Aí, pessoal, uma coisa que eu faço bastante é circular pela sala enquanto eles estão fazendo as atividades. É nessa hora que eu pego muitos sinais de que tão aprendendo ou não. Tipo, quando os meninos tão escutando um áudio e eu vejo a Maria sussurrando pro João: "Ah, ele tá contra isso porque falou aquilo". Aí eu penso: "Aí, tá pegando!". Isso me mostra que ela tá ligando os pontos e realmente entendendo o que é ser contra ou a favor de algo.
Outra coisa que eu noto é quando eles começam a discutir entre si, às vezes até em português, sobre o que ouviram. Tipo, o Pedro vira pro Lucas e diz: "Cara, você não tá vendo que ele quer dizer que não gosta disso por causa disso e daquilo?". Esse tipo de interação mostra que eles estão começando a sacar as nuances do discurso. E tem aquelas situações em que um aluno explica pro outro. Nesses momentos, gosto de ficar de ouvido ligado porque é aí que as dúvidas aparecem e eu consigo perceber se dá pra avançar ou se preciso voltar um pouquinho.
Agora, quanto aos erros mais comuns... olha, um bem frequente é quando os alunos confundem quem tá defendendo o quê. Tipo, o Antônio às vezes escuta um debate e acha que todo mundo tá do mesmo lado porque ele tá focando só nas palavras específicas e não no contexto geral. Isso acontece porque eles ainda tão se acostumando a ouvir em inglês e interpretar ao mesmo tempo. Nesse caso, eu volto com eles ao áudio ou vídeo e peço pra prestar atenção em partes específicas, tipo as entonações ou palavras-chave de oposição como "however" ou "on the other hand". Faço um exercício conjunto ali na hora mesmo.

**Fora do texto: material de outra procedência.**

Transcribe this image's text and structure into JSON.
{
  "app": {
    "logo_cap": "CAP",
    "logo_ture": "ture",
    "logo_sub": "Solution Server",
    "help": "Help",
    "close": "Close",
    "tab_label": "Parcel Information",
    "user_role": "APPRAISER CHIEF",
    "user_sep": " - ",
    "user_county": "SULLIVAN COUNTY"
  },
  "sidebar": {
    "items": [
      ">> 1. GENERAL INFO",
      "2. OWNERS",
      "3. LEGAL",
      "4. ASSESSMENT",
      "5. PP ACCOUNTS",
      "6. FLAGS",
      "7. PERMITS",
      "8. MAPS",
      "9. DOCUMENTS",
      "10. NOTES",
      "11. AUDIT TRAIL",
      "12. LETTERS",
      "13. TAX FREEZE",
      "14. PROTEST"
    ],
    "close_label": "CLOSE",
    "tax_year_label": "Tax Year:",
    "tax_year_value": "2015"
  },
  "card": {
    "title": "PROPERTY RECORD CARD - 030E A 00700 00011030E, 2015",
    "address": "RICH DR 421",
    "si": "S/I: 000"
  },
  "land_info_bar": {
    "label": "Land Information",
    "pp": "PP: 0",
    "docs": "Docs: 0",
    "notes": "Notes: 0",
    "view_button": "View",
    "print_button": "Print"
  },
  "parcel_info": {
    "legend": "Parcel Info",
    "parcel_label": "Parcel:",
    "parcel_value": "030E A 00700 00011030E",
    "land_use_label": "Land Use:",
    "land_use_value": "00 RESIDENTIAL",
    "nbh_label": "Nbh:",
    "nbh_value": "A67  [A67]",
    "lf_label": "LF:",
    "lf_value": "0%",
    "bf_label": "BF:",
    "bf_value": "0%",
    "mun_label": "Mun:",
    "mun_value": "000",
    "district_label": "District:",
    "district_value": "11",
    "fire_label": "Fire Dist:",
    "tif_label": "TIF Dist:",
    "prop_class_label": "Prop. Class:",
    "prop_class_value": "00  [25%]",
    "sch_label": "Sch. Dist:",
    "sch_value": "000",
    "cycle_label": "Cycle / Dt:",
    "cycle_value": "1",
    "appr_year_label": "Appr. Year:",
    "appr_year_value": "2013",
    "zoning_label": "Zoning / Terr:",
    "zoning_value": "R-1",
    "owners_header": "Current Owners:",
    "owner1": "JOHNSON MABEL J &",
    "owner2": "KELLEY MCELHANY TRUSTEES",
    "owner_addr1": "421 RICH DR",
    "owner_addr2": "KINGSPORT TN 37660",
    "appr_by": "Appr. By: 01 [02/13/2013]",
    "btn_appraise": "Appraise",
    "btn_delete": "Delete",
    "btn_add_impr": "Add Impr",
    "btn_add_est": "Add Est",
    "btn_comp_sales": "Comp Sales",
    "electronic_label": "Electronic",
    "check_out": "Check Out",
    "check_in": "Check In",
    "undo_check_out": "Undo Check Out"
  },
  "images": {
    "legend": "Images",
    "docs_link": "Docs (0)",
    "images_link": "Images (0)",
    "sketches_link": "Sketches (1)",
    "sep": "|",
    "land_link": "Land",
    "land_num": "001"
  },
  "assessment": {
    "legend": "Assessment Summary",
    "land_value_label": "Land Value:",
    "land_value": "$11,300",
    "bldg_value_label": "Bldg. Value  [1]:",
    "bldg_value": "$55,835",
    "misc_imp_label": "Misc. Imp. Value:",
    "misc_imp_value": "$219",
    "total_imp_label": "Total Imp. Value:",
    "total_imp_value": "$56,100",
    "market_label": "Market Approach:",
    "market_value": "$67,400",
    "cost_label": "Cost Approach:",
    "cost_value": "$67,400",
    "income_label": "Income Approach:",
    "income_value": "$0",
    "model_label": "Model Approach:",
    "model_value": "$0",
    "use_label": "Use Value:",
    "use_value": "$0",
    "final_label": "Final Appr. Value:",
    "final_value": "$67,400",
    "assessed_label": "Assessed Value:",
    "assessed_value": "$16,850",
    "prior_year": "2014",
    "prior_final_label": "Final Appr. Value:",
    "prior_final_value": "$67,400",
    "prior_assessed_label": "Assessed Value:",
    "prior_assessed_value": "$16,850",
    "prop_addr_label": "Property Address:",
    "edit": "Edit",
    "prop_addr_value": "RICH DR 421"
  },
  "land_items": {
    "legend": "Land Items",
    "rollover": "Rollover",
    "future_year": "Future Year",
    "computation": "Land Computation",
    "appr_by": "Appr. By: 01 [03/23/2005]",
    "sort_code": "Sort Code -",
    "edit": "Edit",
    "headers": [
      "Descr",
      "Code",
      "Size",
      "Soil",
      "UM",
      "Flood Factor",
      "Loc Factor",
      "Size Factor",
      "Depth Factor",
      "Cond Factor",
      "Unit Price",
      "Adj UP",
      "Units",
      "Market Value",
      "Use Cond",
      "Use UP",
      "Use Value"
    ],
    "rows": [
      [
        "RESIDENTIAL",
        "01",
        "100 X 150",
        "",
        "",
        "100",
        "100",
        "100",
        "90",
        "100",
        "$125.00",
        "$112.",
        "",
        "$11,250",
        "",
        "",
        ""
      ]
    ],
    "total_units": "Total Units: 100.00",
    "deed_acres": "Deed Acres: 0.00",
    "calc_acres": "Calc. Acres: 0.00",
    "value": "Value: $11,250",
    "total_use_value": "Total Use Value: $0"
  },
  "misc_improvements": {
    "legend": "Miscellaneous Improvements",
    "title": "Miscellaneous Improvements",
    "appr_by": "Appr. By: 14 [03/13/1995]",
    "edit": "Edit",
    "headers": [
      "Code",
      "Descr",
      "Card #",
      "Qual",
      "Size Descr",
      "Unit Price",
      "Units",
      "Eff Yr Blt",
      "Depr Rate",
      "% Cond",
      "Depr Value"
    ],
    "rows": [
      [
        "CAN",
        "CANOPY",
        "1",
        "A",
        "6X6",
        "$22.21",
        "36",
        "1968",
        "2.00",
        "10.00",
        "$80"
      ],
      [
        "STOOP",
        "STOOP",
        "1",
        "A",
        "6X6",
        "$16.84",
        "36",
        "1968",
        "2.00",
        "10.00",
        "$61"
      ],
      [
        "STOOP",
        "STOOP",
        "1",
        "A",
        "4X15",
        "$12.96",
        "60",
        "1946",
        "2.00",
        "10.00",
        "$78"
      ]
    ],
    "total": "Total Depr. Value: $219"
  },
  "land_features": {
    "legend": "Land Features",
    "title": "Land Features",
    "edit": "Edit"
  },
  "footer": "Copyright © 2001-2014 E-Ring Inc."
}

E um erro clássico é a tradução literal. Teve uma vez que a Julia me disse que alguém tava "em cima do muro" porque ela traduziu "on the fence" como se fosse literalmente em cima de uma cerca e não entendeu a expressão idiomática. Isso é legal porque me dá gancho pra trabalhar as expressões idiomáticas com a turma toda, sempre uso isso pra puxar uma discussão maior sobre contexto cultural.
Agora falando do Matheus e da Clara... Bom, o Matheus tem TDAH e a gente sabe que ele precisa de um pouco mais de estrutura e movimento. Então procuro dar tarefas mais curtas pra ele e às vezes deixo ele fazer parte das atividades em pé ou até mesmo andando um pouco pela sala enquanto ouve os áudios com fone. Isso ajuda muito na concentração dele. E outra coisa que aprendi foi usar cores diferentes nos materiais dele pra destacar as partes principais dos textos ou scripts dos áudios. Isso também ajuda muito ele a focar no essencial.
Com a Clara, que tem TEA, procuro sempre dar instruções bem visualizadas e diretas. Uso muitas imagens junto com os textos pra ela conseguir ligar o que tá ouvindo com algo mais concreto. Além disso, tento deixar claro o passo a passo das atividades antes mesmo de começar, porque ela precisa dessa previsibilidade pra se sentir confortável. Uma vez experimentei deixar ela escolher entre dois vídeos diferentes sobre o mesmo tema pra ver qual era mais fácil dela entender. Foi ótimo porque deu mais autonomia e ela ficou super engajada.
Olha, claro que nem tudo funciona sempre. Teve vezes que tentei usar música achando que ia ajudar o Matheus a concentrar melhor, mas virou bagunça pras outras crianças da sala. E com a Clara descobri que às vezes menos é mais: vídeos muito cheios de detalhes distraem mais do que ajudam.
Bom, essa troca aqui no fórum me ajuda demais a refletir sobre as práticas na sala de aula. Se alguém tiver dicas ou quiser compartilhar experiências parecidas, tô super aberto. Valeu por lerem até aqui!